Comment 1 Shehjar Tikoo 2010-12-21 00:44:23 EST
The bug is somewhere in io-cache, where it fails to propagate the op_errno from its subvolume to its parent. Still figuring out if there can be a quick fix.
Comment 2 Shehjar Tikoo 2010-12-21 01:28:43 EST
I think the bug is somewhere in ioc_fault_cbk where we need to copy the op_errno so that it gets propagated to parent xlator.

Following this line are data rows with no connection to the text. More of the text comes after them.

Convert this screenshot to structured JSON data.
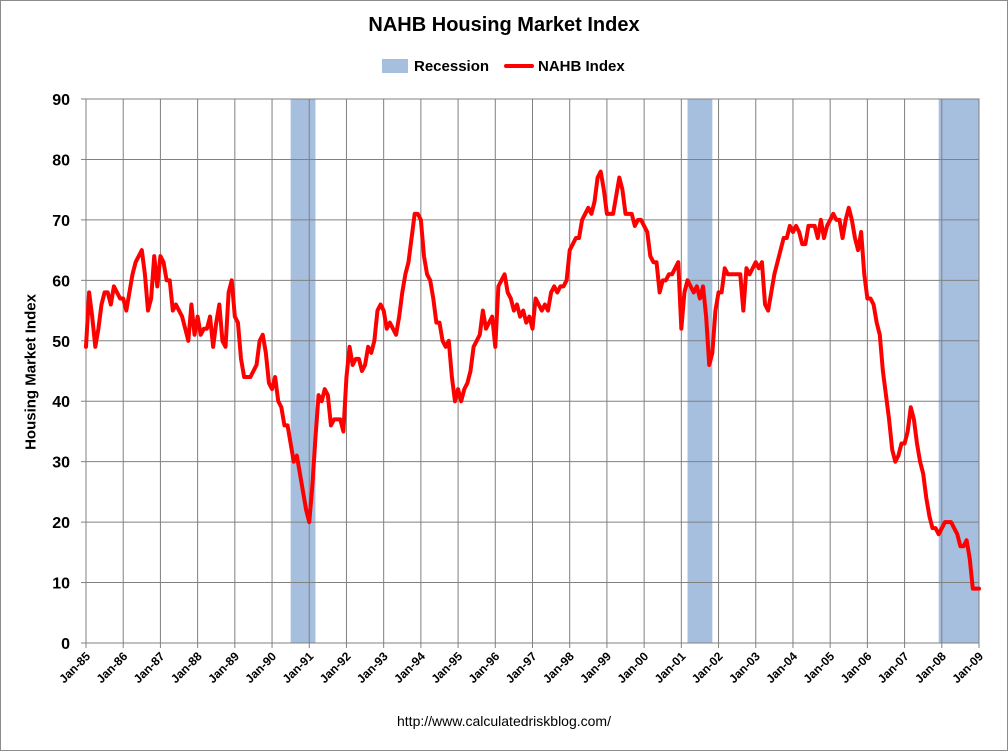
{
  "chart_data": {
    "type": "line",
    "title": "NAHB Housing Market Index",
    "ylabel": "Housing Market Index",
    "xlabel": "",
    "ylim": [
      0,
      90
    ],
    "yticks": [
      0,
      10,
      20,
      30,
      40,
      50,
      60,
      70,
      80,
      90
    ],
    "xrange": [
      "1985-01",
      "2009-01"
    ],
    "x_tick_labels": [
      "Jan-85",
      "Jan-86",
      "Jan-87",
      "Jan-88",
      "Jan-89",
      "Jan-90",
      "Jan-91",
      "Jan-92",
      "Jan-93",
      "Jan-94",
      "Jan-95",
      "Jan-96",
      "Jan-97",
      "Jan-98",
      "Jan-99",
      "Jan-00",
      "Jan-01",
      "Jan-02",
      "Jan-03",
      "Jan-04",
      "Jan-05",
      "Jan-06",
      "Jan-07",
      "Jan-08",
      "Jan-09"
    ],
    "grid": true,
    "legend_position": "top",
    "source": "http://www.calculatedriskblog.com/",
    "colors": {
      "recession": "#a6bfdf",
      "line": "#ff0000",
      "grid": "#808080",
      "plot_border": "#808080"
    },
    "recessions": {
      "name": "Recession",
      "periods": [
        [
          "1990-07",
          "1991-03"
        ],
        [
          "2001-03",
          "2001-11"
        ],
        [
          "2007-12",
          "2009-01"
        ]
      ]
    },
    "series": [
      {
        "name": "NAHB Index",
        "points": [
          [
            "1985-01",
            49
          ],
          [
            "1985-02",
            58
          ],
          [
            "1985-03",
            54
          ],
          [
            "1985-04",
            49
          ],
          [
            "1985-05",
            52
          ],
          [
            "1985-06",
            56
          ],
          [
            "1985-07",
            58
          ],
          [
            "1985-08",
            58
          ],
          [
            "1985-09",
            56
          ],
          [
            "1985-10",
            59
          ],
          [
            "1985-11",
            58
          ],
          [
            "1985-12",
            57
          ],
          [
            "1986-01",
            57
          ],
          [
            "1986-02",
            55
          ],
          [
            "1986-03",
            58
          ],
          [
            "1986-04",
            61
          ],
          [
            "1986-05",
            63
          ],
          [
            "1986-06",
            64
          ],
          [
            "1986-07",
            65
          ],
          [
            "1986-08",
            61
          ],
          [
            "1986-09",
            55
          ],
          [
            "1986-10",
            57
          ],
          [
            "1986-11",
            64
          ],
          [
            "1986-12",
            59
          ],
          [
            "1987-01",
            64
          ],
          [
            "1987-02",
            63
          ],
          [
            "1987-03",
            60
          ],
          [
            "1987-04",
            60
          ],
          [
            "1987-05",
            55
          ],
          [
            "1987-06",
            56
          ],
          [
            "1987-07",
            55
          ],
          [
            "1987-08",
            54
          ],
          [
            "1987-09",
            52
          ],
          [
            "1987-10",
            50
          ],
          [
            "1987-11",
            56
          ],
          [
            "1987-12",
            51
          ],
          [
            "1988-01",
            54
          ],
          [
            "1988-02",
            51
          ],
          [
            "1988-03",
            52
          ],
          [
            "1988-04",
            52
          ],
          [
            "1988-05",
            54
          ],
          [
            "1988-06",
            49
          ],
          [
            "1988-07",
            53
          ],
          [
            "1988-08",
            56
          ],
          [
            "1988-09",
            50
          ],
          [
            "1988-10",
            49
          ],
          [
            "1988-11",
            58
          ],
          [
            "1988-12",
            60
          ],
          [
            "1989-01",
            54
          ],
          [
            "1989-02",
            53
          ],
          [
            "1989-03",
            47
          ],
          [
            "1989-04",
            44
          ],
          [
            "1989-05",
            44
          ],
          [
            "1989-06",
            44
          ],
          [
            "1989-07",
            45
          ],
          [
            "1989-08",
            46
          ],
          [
            "1989-09",
            50
          ],
          [
            "1989-10",
            51
          ],
          [
            "1989-11",
            48
          ],
          [
            "1989-12",
            43
          ],
          [
            "1990-01",
            42
          ],
          [
            "1990-02",
            44
          ],
          [
            "1990-03",
            40
          ],
          [
            "1990-04",
            39
          ],
          [
            "1990-05",
            36
          ],
          [
            "1990-06",
            36
          ],
          [
            "1990-07",
            33
          ],
          [
            "1990-08",
            30
          ],
          [
            "1990-09",
            31
          ],
          [
            "1990-10",
            28
          ],
          [
            "1990-11",
            25
          ],
          [
            "1990-12",
            22
          ],
          [
            "1991-01",
            20
          ],
          [
            "1991-02",
            26
          ],
          [
            "1991-03",
            34
          ],
          [
            "1991-04",
            41
          ],
          [
            "1991-05",
            40
          ],
          [
            "1991-06",
            42
          ],
          [
            "1991-07",
            41
          ],
          [
            "1991-08",
            36
          ],
          [
            "1991-09",
            37
          ],
          [
            "1991-10",
            37
          ],
          [
            "1991-11",
            37
          ],
          [
            "1991-12",
            35
          ],
          [
            "1992-01",
            44
          ],
          [
            "1992-02",
            49
          ],
          [
            "1992-03",
            46
          ],
          [
            "1992-04",
            47
          ],
          [
            "1992-05",
            47
          ],
          [
            "1992-06",
            45
          ],
          [
            "1992-07",
            46
          ],
          [
            "1992-08",
            49
          ],
          [
            "1992-09",
            48
          ],
          [
            "1992-10",
            50
          ],
          [
            "1992-11",
            55
          ],
          [
            "1992-12",
            56
          ],
          [
            "1993-01",
            55
          ],
          [
            "1993-02",
            52
          ],
          [
            "1993-03",
            53
          ],
          [
            "1993-04",
            52
          ],
          [
            "1993-05",
            51
          ],
          [
            "1993-06",
            54
          ],
          [
            "1993-07",
            58
          ],
          [
            "1993-08",
            61
          ],
          [
            "1993-09",
            63
          ],
          [
            "1993-10",
            67
          ],
          [
            "1993-11",
            71
          ],
          [
            "1993-12",
            71
          ],
          [
            "1994-01",
            70
          ],
          [
            "1994-02",
            64
          ],
          [
            "1994-03",
            61
          ],
          [
            "1994-04",
            60
          ],
          [
            "1994-05",
            57
          ],
          [
            "1994-06",
            53
          ],
          [
            "1994-07",
            53
          ],
          [
            "1994-08",
            50
          ],
          [
            "1994-09",
            49
          ],
          [
            "1994-10",
            50
          ],
          [
            "1994-11",
            44
          ],
          [
            "1994-12",
            40
          ],
          [
            "1995-01",
            42
          ],
          [
            "1995-02",
            40
          ],
          [
            "1995-03",
            42
          ],
          [
            "1995-04",
            43
          ],
          [
            "1995-05",
            45
          ],
          [
            "1995-06",
            49
          ],
          [
            "1995-07",
            50
          ],
          [
            "1995-08",
            51
          ],
          [
            "1995-09",
            55
          ],
          [
            "1995-10",
            52
          ],
          [
            "1995-11",
            53
          ],
          [
            "1995-12",
            54
          ],
          [
            "1996-01",
            49
          ],
          [
            "1996-02",
            59
          ],
          [
            "1996-03",
            60
          ],
          [
            "1996-04",
            61
          ],
          [
            "1996-05",
            58
          ],
          [
            "1996-06",
            57
          ],
          [
            "1996-07",
            55
          ],
          [
            "1996-08",
            56
          ],
          [
            "1996-09",
            54
          ],
          [
            "1996-10",
            55
          ],
          [
            "1996-11",
            53
          ],
          [
            "1996-12",
            54
          ],
          [
            "1997-01",
            52
          ],
          [
            "1997-02",
            57
          ],
          [
            "1997-03",
            56
          ],
          [
            "1997-04",
            55
          ],
          [
            "1997-05",
            56
          ],
          [
            "1997-06",
            55
          ],
          [
            "1997-07",
            58
          ],
          [
            "1997-08",
            59
          ],
          [
            "1997-09",
            58
          ],
          [
            "1997-10",
            59
          ],
          [
            "1997-11",
            59
          ],
          [
            "1997-12",
            60
          ],
          [
            "1998-01",
            65
          ],
          [
            "1998-02",
            66
          ],
          [
            "1998-03",
            67
          ],
          [
            "1998-04",
            67
          ],
          [
            "1998-05",
            70
          ],
          [
            "1998-06",
            71
          ],
          [
            "1998-07",
            72
          ],
          [
            "1998-08",
            71
          ],
          [
            "1998-09",
            73
          ],
          [
            "1998-10",
            77
          ],
          [
            "1998-11",
            78
          ],
          [
            "1998-12",
            75
          ],
          [
            "1999-01",
            71
          ],
          [
            "1999-02",
            71
          ],
          [
            "1999-03",
            71
          ],
          [
            "1999-04",
            74
          ],
          [
            "1999-05",
            77
          ],
          [
            "1999-06",
            75
          ],
          [
            "1999-07",
            71
          ],
          [
            "1999-08",
            71
          ],
          [
            "1999-09",
            71
          ],
          [
            "1999-10",
            69
          ],
          [
            "1999-11",
            70
          ],
          [
            "1999-12",
            70
          ],
          [
            "2000-01",
            69
          ],
          [
            "2000-02",
            68
          ],
          [
            "2000-03",
            64
          ],
          [
            "2000-04",
            63
          ],
          [
            "2000-05",
            63
          ],
          [
            "2000-06",
            58
          ],
          [
            "2000-07",
            60
          ],
          [
            "2000-08",
            60
          ],
          [
            "2000-09",
            61
          ],
          [
            "2000-10",
            61
          ],
          [
            "2000-11",
            62
          ],
          [
            "2000-12",
            63
          ],
          [
            "2001-01",
            52
          ],
          [
            "2001-02",
            58
          ],
          [
            "2001-03",
            60
          ],
          [
            "2001-04",
            59
          ],
          [
            "2001-05",
            58
          ],
          [
            "2001-06",
            59
          ],
          [
            "2001-07",
            57
          ],
          [
            "2001-08",
            59
          ],
          [
            "2001-09",
            54
          ],
          [
            "2001-10",
            46
          ],
          [
            "2001-11",
            48
          ],
          [
            "2001-12",
            55
          ],
          [
            "2002-01",
            58
          ],
          [
            "2002-02",
            58
          ],
          [
            "2002-03",
            62
          ],
          [
            "2002-04",
            61
          ],
          [
            "2002-05",
            61
          ],
          [
            "2002-06",
            61
          ],
          [
            "2002-07",
            61
          ],
          [
            "2002-08",
            61
          ],
          [
            "2002-09",
            55
          ],
          [
            "2002-10",
            62
          ],
          [
            "2002-11",
            61
          ],
          [
            "2002-12",
            62
          ],
          [
            "2003-01",
            63
          ],
          [
            "2003-02",
            62
          ],
          [
            "2003-03",
            63
          ],
          [
            "2003-04",
            56
          ],
          [
            "2003-05",
            55
          ],
          [
            "2003-06",
            58
          ],
          [
            "2003-07",
            61
          ],
          [
            "2003-08",
            63
          ],
          [
            "2003-09",
            65
          ],
          [
            "2003-10",
            67
          ],
          [
            "2003-11",
            67
          ],
          [
            "2003-12",
            69
          ],
          [
            "2004-01",
            68
          ],
          [
            "2004-02",
            69
          ],
          [
            "2004-03",
            68
          ],
          [
            "2004-04",
            66
          ],
          [
            "2004-05",
            66
          ],
          [
            "2004-06",
            69
          ],
          [
            "2004-07",
            69
          ],
          [
            "2004-08",
            69
          ],
          [
            "2004-09",
            67
          ],
          [
            "2004-10",
            70
          ],
          [
            "2004-11",
            67
          ],
          [
            "2004-12",
            69
          ],
          [
            "2005-01",
            70
          ],
          [
            "2005-02",
            71
          ],
          [
            "2005-03",
            70
          ],
          [
            "2005-04",
            70
          ],
          [
            "2005-05",
            67
          ],
          [
            "2005-06",
            70
          ],
          [
            "2005-07",
            72
          ],
          [
            "2005-08",
            70
          ],
          [
            "2005-09",
            67
          ],
          [
            "2005-10",
            65
          ],
          [
            "2005-11",
            68
          ],
          [
            "2005-12",
            61
          ],
          [
            "2006-01",
            57
          ],
          [
            "2006-02",
            57
          ],
          [
            "2006-03",
            56
          ],
          [
            "2006-04",
            53
          ],
          [
            "2006-05",
            51
          ],
          [
            "2006-06",
            45
          ],
          [
            "2006-07",
            41
          ],
          [
            "2006-08",
            37
          ],
          [
            "2006-09",
            32
          ],
          [
            "2006-10",
            30
          ],
          [
            "2006-11",
            31
          ],
          [
            "2006-12",
            33
          ],
          [
            "2007-01",
            33
          ],
          [
            "2007-02",
            35
          ],
          [
            "2007-03",
            39
          ],
          [
            "2007-04",
            37
          ],
          [
            "2007-05",
            33
          ],
          [
            "2007-06",
            30
          ],
          [
            "2007-07",
            28
          ],
          [
            "2007-08",
            24
          ],
          [
            "2007-09",
            21
          ],
          [
            "2007-10",
            19
          ],
          [
            "2007-11",
            19
          ],
          [
            "2007-12",
            18
          ],
          [
            "2008-01",
            19
          ],
          [
            "2008-02",
            20
          ],
          [
            "2008-03",
            20
          ],
          [
            "2008-04",
            20
          ],
          [
            "2008-05",
            19
          ],
          [
            "2008-06",
            18
          ],
          [
            "2008-07",
            16
          ],
          [
            "2008-08",
            16
          ],
          [
            "2008-09",
            17
          ],
          [
            "2008-10",
            14
          ],
          [
            "2008-11",
            9
          ],
          [
            "2008-12",
            9
          ],
          [
            "2009-01",
            9
          ]
        ]
      }
    ]
  }
}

Comment 3 Shehjar Tikoo 2010-12-21 01:34:13 EST
(In reply to comment #1) > The bug is somewhere in io-cache, where it fails to propagate the op_errno from > its subvolume to its parent. Still figuring out if there can be a quick fix. Confirmed that by removing other translators one by one. Adding io-cache introduces the bug.
Comment 4 Anand Avati 2011-02-18 23:32:41 EST
PATCH: http://patches.gluster.com/patch/6115 in master (performance/quick-read: disable caching for fds opened with GF_OPEN_NOWB flags.)
Comment 5 Amar Tumballi 2011-04-13 01:08:58 EDT
The issue is fixed. And hence we don't need any document about this bug. (as a known issue).
Comment 6 Saurabh 2011-04-15 02:26:35 EDT
bash-3.00# ls -li f.3 6590356411317675395 -rw-r--r-- 1 root root 12 Apr 15 14:54 f.3 bash-3.00# cat f.3 ddd aaa ggg bash-3.00# mount | grep nfs-test /mnt/nfs-test on nfs://10.1.12.134:38467/dist4 remote/read/write/setuid/devices/proto=tcp/vers=3/xattr/dev=4b40002 on Fri Apr 15 14:58:55 2011 bash-3.00# cat to the 12 byte file didn't hang.